Anos e anos depois é que fui saber dos bastidores. Linda Boreman foi vítima de um relacionamento extremamente abusivo com Chuck Traynor, que a mantinha em cárcere privado e a obrigava a se prostituir. Foi ele que a coagiu a entrar na indústria pornográfica, em que fez outros filmes degradantes antes de "Garganta Profunda". Sim, a grande estrela do maior clássico pornô de todos os tempos atuou no filme sob coerção de seu parceiro abusivo, além de ter recebido pouquíssimo dinheiro pelo seu trabalho, que foi extremamente lucrativo para os homens que o produziram.
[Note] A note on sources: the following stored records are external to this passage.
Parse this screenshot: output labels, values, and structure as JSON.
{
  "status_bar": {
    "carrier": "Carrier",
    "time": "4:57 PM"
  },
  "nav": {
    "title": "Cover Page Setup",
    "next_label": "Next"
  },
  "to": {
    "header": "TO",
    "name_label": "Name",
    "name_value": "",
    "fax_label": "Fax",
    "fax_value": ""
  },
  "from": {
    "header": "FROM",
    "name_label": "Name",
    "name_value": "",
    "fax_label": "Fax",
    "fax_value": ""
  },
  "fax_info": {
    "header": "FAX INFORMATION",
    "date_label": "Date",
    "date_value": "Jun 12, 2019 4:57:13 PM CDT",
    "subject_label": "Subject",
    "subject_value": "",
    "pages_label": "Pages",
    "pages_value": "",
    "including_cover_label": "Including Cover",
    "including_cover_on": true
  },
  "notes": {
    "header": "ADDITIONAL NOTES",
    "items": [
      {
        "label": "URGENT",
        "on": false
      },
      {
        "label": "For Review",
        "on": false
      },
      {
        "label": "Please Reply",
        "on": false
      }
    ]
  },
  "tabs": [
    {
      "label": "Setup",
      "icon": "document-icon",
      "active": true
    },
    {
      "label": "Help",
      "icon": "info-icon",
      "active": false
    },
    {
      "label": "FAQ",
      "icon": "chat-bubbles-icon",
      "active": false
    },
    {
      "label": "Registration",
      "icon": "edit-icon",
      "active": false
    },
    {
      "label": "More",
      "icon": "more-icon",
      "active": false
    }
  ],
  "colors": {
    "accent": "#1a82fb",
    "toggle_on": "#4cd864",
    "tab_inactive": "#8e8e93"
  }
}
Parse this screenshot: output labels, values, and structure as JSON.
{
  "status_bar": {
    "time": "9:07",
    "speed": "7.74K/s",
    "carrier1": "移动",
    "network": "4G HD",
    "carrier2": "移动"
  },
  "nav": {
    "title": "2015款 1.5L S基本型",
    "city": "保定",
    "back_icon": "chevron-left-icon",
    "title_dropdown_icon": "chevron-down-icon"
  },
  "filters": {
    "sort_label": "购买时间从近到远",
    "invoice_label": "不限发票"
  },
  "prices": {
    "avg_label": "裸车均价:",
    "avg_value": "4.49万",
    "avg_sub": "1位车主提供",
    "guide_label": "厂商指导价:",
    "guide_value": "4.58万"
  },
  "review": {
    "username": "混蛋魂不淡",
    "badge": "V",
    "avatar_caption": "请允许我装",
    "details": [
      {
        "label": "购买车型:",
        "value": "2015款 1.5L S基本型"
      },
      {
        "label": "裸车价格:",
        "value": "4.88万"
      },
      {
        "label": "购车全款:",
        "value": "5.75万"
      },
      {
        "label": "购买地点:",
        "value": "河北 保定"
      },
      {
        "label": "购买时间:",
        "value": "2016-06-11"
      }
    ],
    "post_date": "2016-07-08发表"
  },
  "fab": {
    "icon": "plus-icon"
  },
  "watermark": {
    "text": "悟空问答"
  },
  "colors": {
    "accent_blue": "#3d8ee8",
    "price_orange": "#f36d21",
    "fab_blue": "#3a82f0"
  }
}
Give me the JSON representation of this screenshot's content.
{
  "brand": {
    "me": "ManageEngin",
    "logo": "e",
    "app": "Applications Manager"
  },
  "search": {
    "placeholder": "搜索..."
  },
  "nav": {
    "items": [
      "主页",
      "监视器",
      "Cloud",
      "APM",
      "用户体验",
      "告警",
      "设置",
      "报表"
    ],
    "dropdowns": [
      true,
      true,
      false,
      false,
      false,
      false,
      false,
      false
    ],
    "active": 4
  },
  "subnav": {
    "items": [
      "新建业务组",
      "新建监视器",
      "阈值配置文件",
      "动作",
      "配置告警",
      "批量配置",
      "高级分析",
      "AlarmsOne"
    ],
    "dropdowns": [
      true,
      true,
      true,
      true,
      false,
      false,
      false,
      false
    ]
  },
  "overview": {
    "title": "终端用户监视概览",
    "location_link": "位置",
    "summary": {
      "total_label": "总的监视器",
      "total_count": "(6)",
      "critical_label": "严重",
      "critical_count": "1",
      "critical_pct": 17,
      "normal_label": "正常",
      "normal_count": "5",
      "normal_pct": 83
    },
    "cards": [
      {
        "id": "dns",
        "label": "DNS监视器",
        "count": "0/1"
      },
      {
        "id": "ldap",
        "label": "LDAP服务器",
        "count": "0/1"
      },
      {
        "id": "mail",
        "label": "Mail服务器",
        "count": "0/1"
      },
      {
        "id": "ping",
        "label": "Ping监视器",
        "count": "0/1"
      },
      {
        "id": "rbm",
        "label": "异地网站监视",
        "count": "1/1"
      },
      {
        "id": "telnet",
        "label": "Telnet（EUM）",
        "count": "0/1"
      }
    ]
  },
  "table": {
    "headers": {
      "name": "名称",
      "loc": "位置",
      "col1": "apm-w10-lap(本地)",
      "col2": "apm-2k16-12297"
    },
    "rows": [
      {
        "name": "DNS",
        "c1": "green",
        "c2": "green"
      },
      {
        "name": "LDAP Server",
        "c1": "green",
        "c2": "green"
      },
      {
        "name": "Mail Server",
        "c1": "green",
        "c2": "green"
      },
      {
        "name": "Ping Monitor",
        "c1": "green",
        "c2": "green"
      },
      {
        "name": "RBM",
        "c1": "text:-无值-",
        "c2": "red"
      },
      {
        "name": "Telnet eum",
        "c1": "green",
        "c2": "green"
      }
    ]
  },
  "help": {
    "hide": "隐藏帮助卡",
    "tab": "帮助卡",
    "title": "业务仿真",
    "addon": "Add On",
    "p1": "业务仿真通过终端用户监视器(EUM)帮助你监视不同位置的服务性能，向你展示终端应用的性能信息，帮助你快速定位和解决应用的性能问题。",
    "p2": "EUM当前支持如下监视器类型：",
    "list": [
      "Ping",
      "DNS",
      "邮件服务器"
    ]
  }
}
Ela só escapou de Traynor em 1973, fugindo. Em 1980, ela lançou uma biografia em que falou sobre as coisas que passou, e seu depoimento ao Congresso dos Estados Unidos foi importante para investigar os abusos da indústria pornográfica. Ela então se tornou militante antipornografia –não é difícil entender seus motivos, não é mesmo?

Linda faleceu em 2002, em decorrência de um acidente automobilístico. As fitas VHS e as locadoras de vídeo perderam o sentido não muito depois. Um dia, aquela locadora que eu frequentava estava vendendo as fitas VHS para se tornar uma lan-house —negócio que consiste em um lugar com vários computadores alugados por hora, e que também foi para as cucuias pouco depois.

"Garganta Profunda" estava à venda, por R$ 5. Comprei. Assisti mais umas duas vezes, sozinha, prestando atenção nos movimentos de câmera, sem uma siririca ou consciência de gênero sequer (cinéfilo é a coisa mais broxante do mundo).

Acho que a fita ficou com o meu namorado, eu nunca mais a vi. Não sei se ele ainda a tem. Não sei se ele sabe que o filme foi feito à base de violência, coerções, estupro. Mas espero que ele se importe, se vier a saber.